Pour un groupe aussi prolifique que The Coral, il est assez amusant de sortir un disque intitulé The Invisible Invasion. Car avec quatre albums en quatre ans, en comptant Nightfreak & The Sons Of Becker, brouillon sorti précipitamment début 2004, les Anglais sont tout sauf invisibles. Pour l’invasion en revanche, malgré une solide base de fans et des critiques enthousiastes à chaque sortie d’album (cf Magic & Medicine en 2003), il y a encore du pain sur la planche pour atteindre le succès phénoménal de Coldplay ou des White Stripes (pour ne citer que deux groupes de retour en ce moment avec de nouveaux albums).

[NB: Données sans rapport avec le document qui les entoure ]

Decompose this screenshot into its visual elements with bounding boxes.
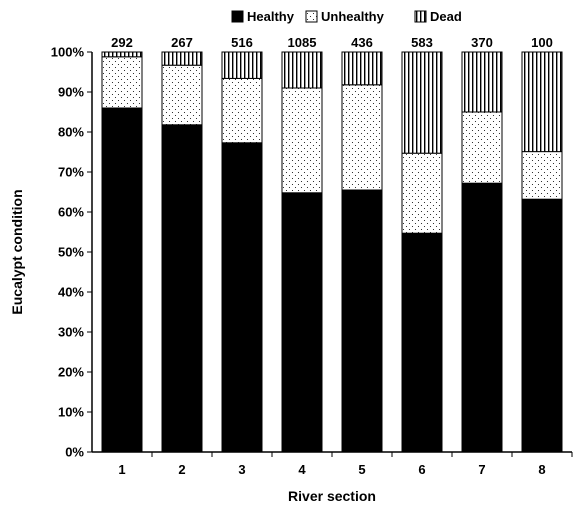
y-tick-label: 50% [58, 245, 84, 260]
bar-total-label: 267 [171, 35, 193, 50]
bar-totals: 292 267 516 1085 436 583 370 100 [111, 35, 553, 50]
bar-section-8-dead [521, 51, 563, 153]
bar-section-4-healthy [281, 192, 323, 453]
bar-total-label: 583 [411, 35, 433, 50]
y-tick-label: 10% [58, 405, 84, 420]
bar-section-7-healthy [461, 182, 503, 453]
legend-swatch-dead [414, 10, 427, 23]
y-axis-title: Eucalypt condition [9, 189, 25, 314]
bar-section-5-unhealthy [341, 84, 383, 191]
bars [101, 51, 563, 453]
x-tick-label: 8 [538, 462, 545, 477]
bar-total-label: 436 [351, 35, 373, 50]
y-tick-label: 0% [65, 445, 84, 460]
bar-total-label: 370 [471, 35, 493, 50]
y-tick-label: 20% [58, 365, 84, 380]
legend-label-dead: Dead [430, 9, 462, 24]
x-tick-label: 1 [118, 462, 125, 477]
bar-section-7-unhealthy [461, 111, 503, 184]
bar-section-8-healthy [521, 198, 563, 453]
y-tick-label: 80% [58, 125, 84, 140]
bar-section-4-unhealthy [281, 87, 323, 194]
legend-swatch-unhealthy [305, 10, 318, 23]
legend-label-healthy: Healthy [247, 9, 295, 24]
bar-section-5-dead [341, 51, 383, 86]
y-tick-label: 60% [58, 205, 84, 220]
bar-total-label: 292 [111, 35, 133, 50]
legend: Healthy Unhealthy Dead [231, 9, 462, 24]
bar-section-3-healthy [221, 142, 263, 453]
x-tick-label: 3 [238, 462, 245, 477]
bar-section-6-healthy [401, 232, 443, 453]
bar-section-8-unhealthy [521, 151, 563, 200]
bar-section-7-dead [461, 51, 503, 113]
legend-label-unhealthy: Unhealthy [321, 9, 385, 24]
x-tick-label: 6 [418, 462, 425, 477]
bar-section-3-dead [221, 51, 263, 79]
x-tick-label: 7 [478, 462, 485, 477]
bar-section-5-healthy [341, 189, 383, 453]
bar-section-6-unhealthy [401, 152, 443, 234]
bar-section-4-dead [281, 51, 323, 89]
x-tick-label: 2 [178, 462, 185, 477]
y-tick-label: 100% [51, 45, 85, 60]
bar-section-3-unhealthy [221, 77, 263, 144]
x-axis-title: River section [288, 488, 376, 504]
legend-swatch-healthy [231, 10, 244, 23]
bar-section-1-unhealthy [101, 56, 143, 109]
y-tick-label: 90% [58, 85, 84, 100]
bar-section-6-dead [401, 51, 443, 154]
bar-total-label: 100 [531, 35, 553, 50]
y-tick-label: 30% [58, 325, 84, 340]
bar-section-1-dead [101, 51, 143, 58]
bar-section-1-healthy [101, 107, 143, 453]
bar-section-2-unhealthy [161, 64, 203, 126]
y-tick-label: 70% [58, 165, 84, 180]
x-tick-label: 5 [358, 462, 365, 477]
y-tick-label: 40% [58, 285, 84, 300]
axes: 1 2 3 4 5 6 7 80%10%20%30%40%50%60%70%80%90%100… [51, 45, 573, 477]
bar-section-2-dead [161, 51, 203, 66]
bar-section-2-healthy [161, 124, 203, 453]
x-tick-label: 4 [298, 462, 306, 477]
bar-total-label: 1085 [288, 35, 317, 50]
bar-total-label: 516 [231, 35, 253, 50]
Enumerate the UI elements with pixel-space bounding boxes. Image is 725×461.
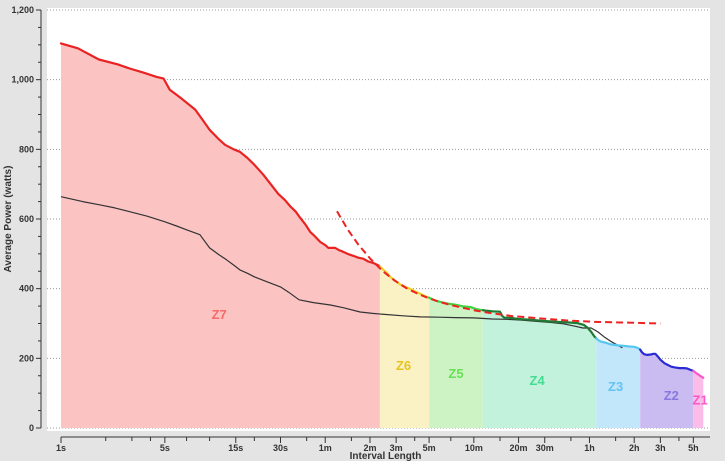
y-tick-label-800: 800 [19,144,34,154]
zone-label-z7: Z7 [212,307,227,322]
y-axis-title: Average Power (watts) [3,166,14,273]
x-tick-label-30s: 30s [273,443,288,453]
zone-area-z1 [693,370,704,428]
zone-label-z1: Z1 [693,392,708,407]
x-tick-label-30m: 30m [536,443,554,453]
x-tick-label-1h: 1h [584,443,595,453]
y-axis: 0 200 400 600 800 1,000 1,200 Average Power (wa… [3,5,42,433]
y-tick-label-200: 200 [19,353,34,363]
x-tick-label-20m: 20m [510,443,528,453]
x-tick-label-2h: 2h [629,443,640,453]
x-tick-label-3m: 3m [390,443,403,453]
x-tick-label-2m: 2m [363,443,376,453]
x-tick-label-3h: 3h [655,443,666,453]
x-axis-title: Interval Length [350,451,422,461]
y-tick-label-600: 600 [19,214,34,224]
zone-area-z6 [379,266,430,428]
secondary-power-curve [60,196,623,349]
zone-label-z5: Z5 [448,366,463,381]
curve-segment-z1 [692,369,705,379]
y-tick-label-400: 400 [19,284,34,294]
curve-segment-z4 [481,309,598,340]
x-axis: 1s 5s 15s 30s 1m 2m 3m 5m 10m 20m 30m 1h 2h 3h 5h Inter… [56,436,710,461]
y-tick-label-0: 0 [29,423,34,433]
zone-label-z4: Z4 [530,373,546,388]
zone-area-z5 [429,297,483,428]
curve-segment-z3 [595,337,642,351]
curve-segment-z7 [59,42,381,268]
x-tick-label-1s: 1s [56,443,66,453]
x-tick-label-15s: 15s [228,443,243,453]
x-tick-label-10m: 10m [465,443,483,453]
x-tick-label-1m: 1m [319,443,332,453]
x-tick-label-5s: 5s [160,443,170,453]
critical-power-model-curve [336,210,661,325]
zone-area-z3 [596,338,641,428]
curve-segment-z2 [639,348,695,372]
zone-areas [61,43,704,429]
y-tick-label-1200: 1,200 [11,5,34,15]
x-tick-label-5m: 5m [423,443,436,453]
y-tick-label-1000: 1,000 [11,75,34,85]
zone-label-z3: Z3 [608,379,623,394]
zone-area-z4 [482,310,597,428]
zone-labels: Z7 Z6 Z5 Z4 Z3 Z2 Z1 [212,307,708,407]
zone-label-z6: Z6 [396,358,411,373]
x-tick-label-5h: 5h [688,443,699,453]
zone-area-z7 [61,43,380,429]
zone-label-z2: Z2 [664,388,679,403]
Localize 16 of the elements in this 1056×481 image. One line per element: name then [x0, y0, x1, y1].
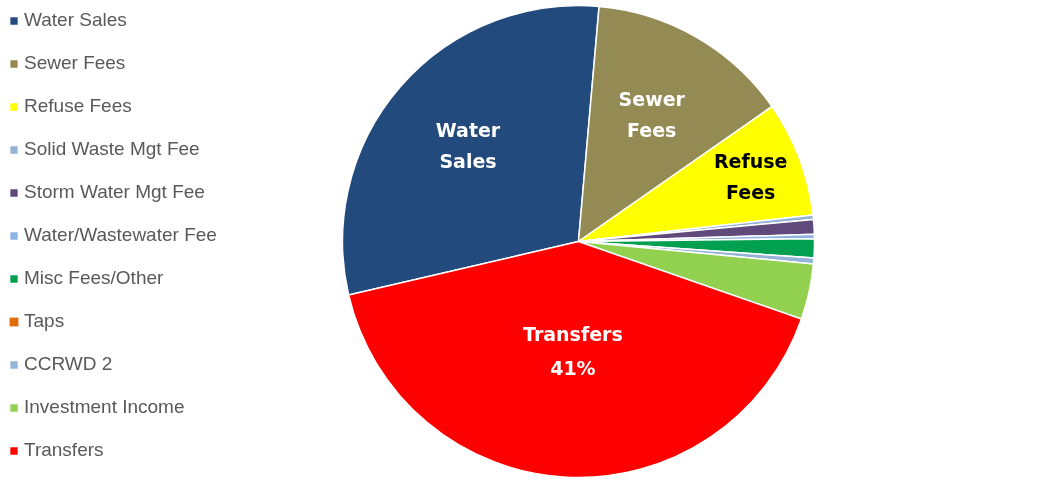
- slice-label: Transfers: [523, 322, 623, 345]
- legend-label: Refuse Fees: [24, 94, 132, 118]
- legend-label: Taps: [24, 309, 65, 333]
- legend-label: Misc Fees/Other: [24, 266, 164, 290]
- legend-label: Solid Waste Mgt Fee: [24, 137, 200, 161]
- legend-label: Storm Water Mgt Fee: [24, 180, 205, 204]
- legend-label: Investment Income: [24, 395, 185, 419]
- slice-label: Sewer Fees: [618, 88, 686, 142]
- legend-label: Transfers: [24, 438, 104, 462]
- legend-label: CCRWD 2: [24, 352, 113, 376]
- slice-label: Water Sales: [435, 119, 501, 172]
- slice-label: Refuse Fees: [713, 150, 788, 203]
- legend-label: Sewer Fees: [24, 51, 126, 75]
- legend-label: Water Sales: [24, 8, 127, 32]
- data-label: 41%: [550, 356, 596, 379]
- legend-label: Water/Wastewater Fee: [24, 223, 217, 247]
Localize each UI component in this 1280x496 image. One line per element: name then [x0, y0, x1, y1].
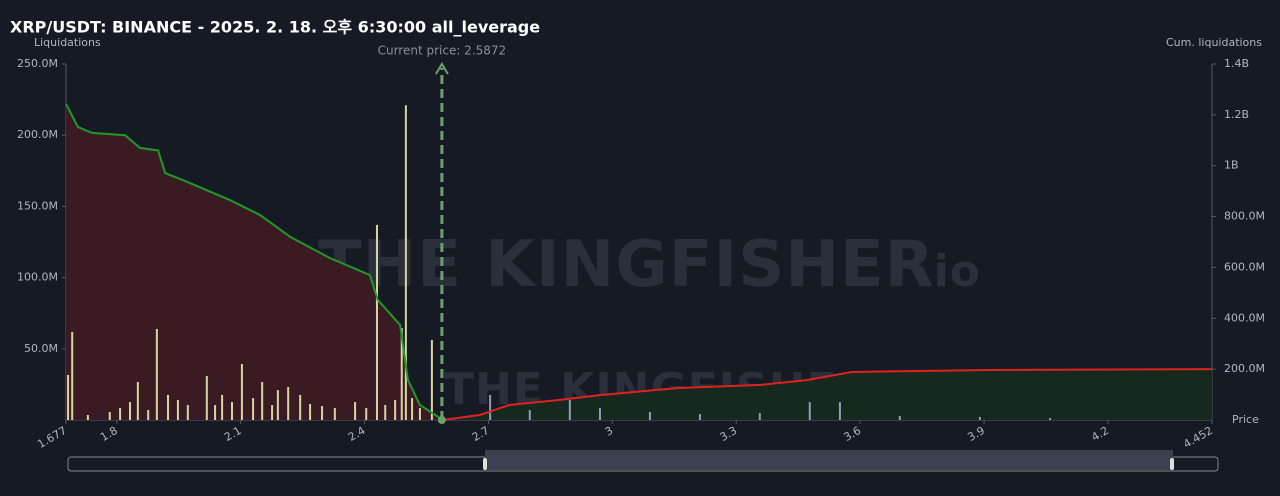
x-tick-label: 1.8 — [98, 424, 120, 444]
y2-tick-label: 400.0M — [1224, 311, 1265, 324]
liquidation-bar — [354, 402, 357, 420]
x-tick-label: 4.2 — [1089, 424, 1111, 444]
liquidation-bar — [404, 105, 407, 421]
scrollbar[interactable] — [67, 450, 1219, 472]
y-tick-label: 250.0M — [17, 57, 58, 70]
liquidation-bar — [147, 410, 150, 420]
liquidation-bar — [598, 408, 601, 420]
chart-title: XRP/USDT: BINANCE - 2025. 2. 18. 오후 6:30… — [10, 18, 540, 37]
liquidation-bar — [299, 394, 302, 420]
liquidation-bar — [698, 414, 701, 420]
liquidation-bar — [321, 406, 324, 420]
y2-tick-label: 1B — [1224, 159, 1239, 172]
cum-area — [66, 103, 444, 421]
liquidation-bar — [240, 364, 243, 420]
liquidation-bar — [261, 381, 264, 420]
liquidation-bar — [155, 329, 158, 420]
liquidation-bar — [808, 402, 811, 420]
y-axis-label: Liquidations — [34, 36, 101, 49]
liquidation-bar — [214, 405, 217, 420]
liquidation-bar — [648, 412, 651, 420]
y2-axis-label: Cum. liquidations — [1166, 36, 1262, 49]
y2-tick-label: 1.2B — [1224, 108, 1249, 121]
x-tick-label: 3.3 — [718, 424, 740, 444]
liquidation-bar — [333, 408, 336, 420]
current-price-dot — [437, 416, 446, 424]
y-tick-label: 50.0M — [24, 342, 58, 355]
y2-tick-label: 200.0M — [1224, 362, 1265, 375]
liquidation-bar — [176, 400, 179, 420]
liquidation-bar — [1049, 418, 1052, 420]
liquidation-bar — [167, 394, 170, 420]
liquidation-bar — [86, 415, 89, 420]
liquidation-bar — [528, 410, 531, 420]
x-tick-label: 2.7 — [470, 424, 492, 444]
x-tick-label: 3.9 — [965, 424, 987, 444]
liquidation-bar — [384, 405, 387, 420]
x-axis-label: Price — [1232, 413, 1259, 426]
liquidation-bar — [898, 416, 901, 420]
liquidation-bar — [568, 400, 571, 420]
liquidation-bar — [205, 375, 208, 420]
y2-tick-label: 800.0M — [1224, 210, 1265, 223]
liquidation-bar — [978, 417, 981, 420]
y-tick-label: 150.0M — [17, 199, 58, 212]
y-tick-label: 100.0M — [17, 271, 58, 284]
cum-line — [65, 103, 444, 421]
scroll-window[interactable] — [485, 450, 1173, 470]
scroll-handle[interactable] — [1170, 458, 1174, 470]
current-price-arrow — [435, 62, 449, 75]
liquidation-bar — [758, 413, 761, 420]
x-tick-label: 3.6 — [841, 424, 863, 444]
y-tick-label: 200.0M — [17, 128, 58, 141]
liquidation-bar — [489, 394, 492, 420]
liquidation-bar — [394, 400, 397, 420]
liquidation-bar — [838, 402, 841, 420]
cum-line — [442, 368, 1213, 421]
liquidation-bar — [67, 375, 70, 420]
liquidation-bar — [108, 412, 111, 420]
liquidation-bar — [231, 402, 234, 420]
liquidation-bar — [287, 386, 290, 420]
liquidation-bar — [365, 408, 368, 420]
watermark-suffix: .io — [916, 246, 981, 297]
liquidation-bar — [400, 328, 403, 420]
liquidation-bar — [71, 331, 74, 420]
liquidation-bar — [129, 402, 132, 420]
liquidation-bar — [430, 339, 433, 420]
x-tick-label: 4.452 — [1181, 424, 1215, 451]
liquidation-bar — [136, 381, 139, 420]
liquidation-bar — [271, 405, 274, 420]
x-tick-label: 2.4 — [346, 424, 368, 444]
liquidation-bar — [309, 404, 312, 420]
liquidation-bar — [186, 405, 189, 420]
watermark-text: THE KINGFISHER — [318, 228, 935, 302]
current-price-label: Current price: 2.5872 — [378, 44, 507, 58]
liquidation-bar — [252, 398, 255, 420]
x-tick-label: 1.677 — [35, 424, 69, 451]
scroll-handle[interactable] — [483, 458, 487, 470]
cum-area — [443, 369, 1212, 420]
liquidation-bar — [418, 408, 421, 420]
liquidation-bar — [375, 224, 378, 420]
x-tick-label: 2.1 — [222, 424, 244, 444]
liquidation-bar — [411, 398, 414, 420]
liquidation-bar — [276, 390, 279, 420]
liquidation-bar — [119, 408, 122, 420]
y2-tick-label: 600.0M — [1224, 260, 1265, 273]
x-tick-label: 3 — [603, 424, 616, 439]
y2-tick-label: 1.4B — [1224, 57, 1249, 70]
liquidation-bar — [221, 394, 224, 420]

The Invisible Invasion sera-t-il le tournant décisif de la carrière de The Coral ? On en doute franchement, tant cette nouvelle livraison ressemble à s’y méprendre à un condensé de leurs deux premiers disques. Avec Geoff Barrow et Adrian Utley de Portishead à la production, on s’attendait pourtant à une véritable révolution sonore, à un mariage d’idées et à des expérimentations en tous genres. Au lieu de cela, on a droit à un statu quo surprenant, à se demander si Ian Broudie n’est pas venu mixer en cachette l’album avant que celui-ci ne parte en pressage.

Heureusement, la qualité d’écriture du groupe n’a pas faibli d’un pouce, assurant ainsi le minimum syndical avec un rien d’arrogance et beaucoup de talent. Le premier single "In The Morning", d’une simplicité déconcertante, est de ces mélodies qui vous trottent dans la tête des journées durant, tandis que "Arabian Sand", avec son riff hypnotique, devrait peser son poids en cacahuètes dans la course au prochain single. Dans l’ensemble, le groupe reste fortement inspiré par les La's (qui comme par hasard se reforment cette année) ou encore Arthur Lee et Love, et peine à dépasser le carcan de la pop-song de 3 minutes, genre dans lequel il excelle mais commence à tourner en rond. Si aujourd’hui le plaisir est encore évident, il y a peu de chances que la magie opère encore avec un ou deux 'surplace' supplémentaires. Gageons que The Coral fera le bon choix au bon moment.